En revanche, s’il y a une chose sur laquelle David ne tergiverse pas, c’est le son. C’est essentiel. Même si le début du travail est souvent solitaire, il aime collaborer, échanger. « C’est en rencontrant, partageant, discutant que je vais m’ouvrir à de nouvelles choses, de nouvelles « terres », sonorités, ambiances. Je contrôle tout mais j’aime être surpris. »

C’est pour cela qu’il est difficile de lui coller une étiquette dans le dos. La musique « terrienne » est tantôt pop, tantôt rock, limite électro. Elle peut flirter avec le Rap, le Slam. C'est un pari risqué d’oser la qualifier parce que David y met plusieurs styles. « Ce n’est pas calculé. Je fais au gré de mes envies. Pour Cendrier, par exemple, la structure de base est reggae. Mais je l’ai cachée au fur et à mesure du travail. Finalement, on est très loin de Bob Marley (rires). »

Terrier touche sans plonger dans le pathos. Il dit sans trop dire. Se dévoile sans mise à nu gratuite. Il ne brouille pas les pistes. Il connait juste la limite, le bon dosage pour ne pas tomber dans l’écœurant et le larmoyant. « Je suis assez pudique mais si les gens qui écoutent ma musique y trouvent une certaine universalité, ça veut dire que j’ai bien fait mon boulot. »

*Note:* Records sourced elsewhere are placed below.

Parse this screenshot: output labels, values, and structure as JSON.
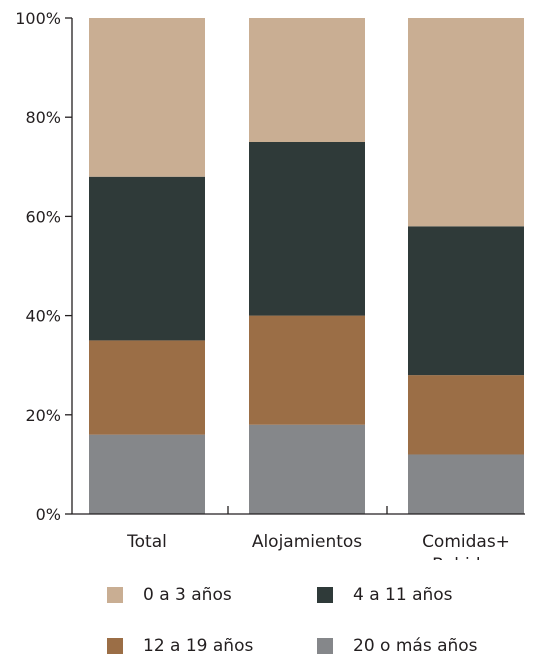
{
  "chart_data": {
    "type": "bar",
    "stacked": true,
    "percent": true,
    "categories": [
      [
        "Total"
      ],
      [
        "Alojamientos"
      ],
      [
        "Comidas+",
        "Bebidas"
      ]
    ],
    "series": [
      {
        "name": "20 o más años",
        "color": "#85878a",
        "values": [
          16,
          18,
          12
        ]
      },
      {
        "name": "12 a 19 años",
        "color": "#9b6e46",
        "values": [
          19,
          22,
          16
        ]
      },
      {
        "name": "4 a 11 años",
        "color": "#2f3a39",
        "values": [
          33,
          35,
          30
        ]
      },
      {
        "name": "0 a 3 años",
        "color": "#c9ae93",
        "values": [
          32,
          25,
          42
        ]
      }
    ],
    "ylim": [
      0,
      100
    ],
    "yticks": [
      "0%",
      "20%",
      "40%",
      "60%",
      "80%",
      "100%"
    ],
    "legend_order": [
      "0 a 3 años",
      "4 a 11 años",
      "12 a 19 años",
      "20 o más años"
    ],
    "grid": false,
    "legend_placement": "bottom"
  }
}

Et le lien avec le Quai M ? « J’étais là pour l’ouverture. Je suis revenu quand j’ai accompagné Izïa sur scène. J’ai hâte d’y retourner. Et j’ai des souvenirs très forts avec le Fuzz’Yon. Ma première salle de concert, c’est le Fuzz’Yon. Je n’étais pas bien vieux à l’époque. J’étais allé voir Stuck in The Sound. Un très grand souvenir. Tant par l’expérience du lieu que celle du groupe. »

C’est le printemps. Synonyme de recommencement. De reprise. De réveil. De retour. D’espoir aussi. Et comme par hasard, Terrier sort de sa cachette, de la sécurité de son cocon à ce moment précis. Comme par hasard, avec un EP intitulé « Papillons ». Il n’y a pas de hasard.

On sera avec lui en mai prochain pour le voir déployer ses ailes et prendre son envol avec son nouvel EP. Et d’ici là, patientons avec son dernier titre « J’ai plus peur » sorti le 28 mars.